Alles oder nichts: Was sind eigentlich Scanner-Persönlichkeiten?
Katrin ist ein Multiprofessional. Andere Menschen würden vielleicht sagen, sie hat eine Scanner-Persönlichkeit. Sie interessiert sich für alles und lässt sich schnell von neuen Impulsen mitreißen. Gleichzeitig wird ihr sehr schnell langweilig. Dass diese Charaktereigenschaft nichts mit ADHS zu tun hat und worin die Stärken von Scanner-Persönlichkeiten liegen, erzählte sie mir in unserem Gespräch.
„Manchmal frag ich mich echt, wo mir der Kopf steht“, erzählt Katrin, während sie ihren Schreibtisch nach den Notizen für die Uni durchsucht. „Warte, ich hab’s gleich“ Sie lacht und schüttelt den Kopf über sich selbst. Seitdem ich Katrin kenne, hat sie den Kopf in den Wolken, wie meine Mutter sagen würde. Egal wann man sie trifft, sie hat immer etwas zu erzählen. In der einen Woche begeistert sie sich für Makramee, in der nächsten macht sie einen Töpferkurs und zwei Monate später lernt sie hochkonzentriert Japanisch. Aktuell macht sie einen Master in kreativem Schreiben, arbeitet als Social Media Managerin und plant einen Auslandsaufenthalt in Ghana. In Katrins Leben passiert in drei Monaten mehr als bei mir in 5 Jahren. Für mich war unsere Freundschaft auf chaotische Art und Weise immer sehr bereichernd, doch ich habe auch mitbekommen, wie sehr Katrin selbst in ihrer Jugend unter ihrer Sprunghaftigkeit litt.
Eins nach dem anderen
„Früher habe ich von meinem Umfeld häufig gehört, ich müsse mich mal entscheiden. Man könne nun mal nicht immer alles machen und man solle auch mal an einer Sache dranbleiben.“ Katrin schüttelt den Kopf und zieht dann triumphierend ein vollgeschriebenes Blatt aus einem Stapel von Dokumenten hervor. „Ordnung ist das halbe Leben.“ Der ironische Unterton entgeht selbst mir nicht. „Du kannst dir nicht vorstellen, wie schlecht ich mir als Jugendliche vorgekommen bin.
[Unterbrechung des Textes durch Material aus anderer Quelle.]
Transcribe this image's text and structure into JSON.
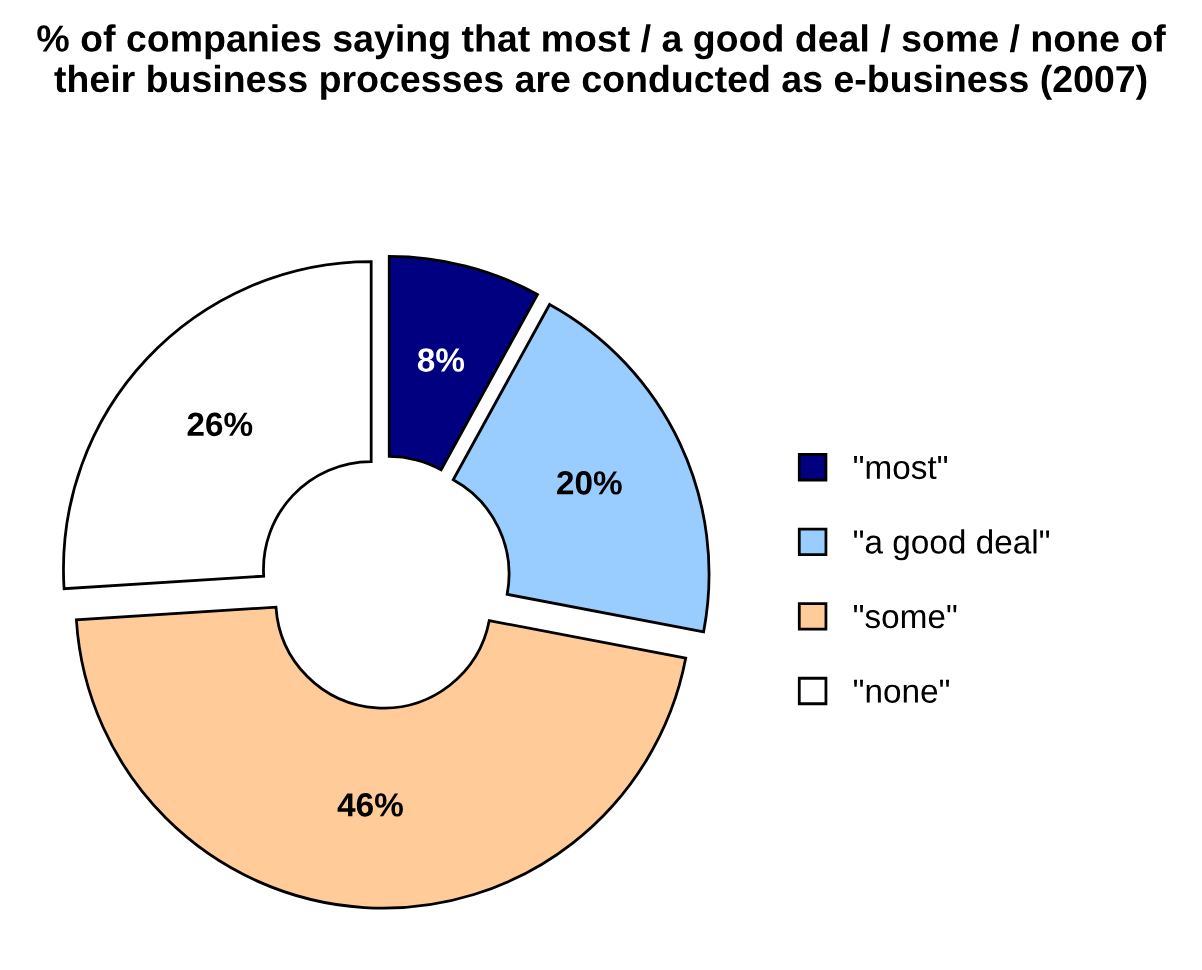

Während andere Mädchen in meinem Alter seit Jahren Klavier lernten oder ein und denselben Hiphop-Kurs besuchten, fing ich ständig neue Dinge an und ließ alte Leidenschaften dann links liegen. Ich erinnere mich an ein Jahr, in dem ich jeden Tag etwas anderes machte. Montags Gymnastik, dienstags Einrad, mittwochs Flöte, usw. Ich machte irgendwie alles, aber nichts mit Ausdauer. Das Problem habe ich manchmal heute noch.“
Mit 8 Jahren ging ihre Mutter mit Katrin zum Arzt. Das Kind sei so unkonzentriert und könne nur schwer stillsitzen. „Damals glaubte meine Mum ich hätte ADHS“, erzählt Katrin. Der Arzt konnte jedoch nichts feststellen und riet der Mutter Katrin zu Dingen zu ermutigen, die sie nicht anregen, sondern entspannen würden. „Yoga ist tatsächlich das einzige Hobby, was ich seit Jahren fast täglich mache.“ Gleiches gilt für die abendliche Meditation vor dem Schlafengehen. „Beides hilft mir sehr dabei, mich zu entspannen“, meint Katrin und setzt sich neben mich auf das Bett. „Dank Instagram bin ich vor vier Jahren auf den Begriff ‚Scanner-Persönlichkeit‘ getroffen und alles was da stand traf auf mich zu. Die Sprunghaftigkeit, die Neugierde, die Vielfältigkeit meiner Interessen. Ich klemmte mich also hinter meinen Rechner und begann zu recherchieren.“ Katrin stieß auf eine Vielzahl an Blogs, Websites und Coaches, die sich mit dem Thema Scanner-Persönlichkeit beschäftigten.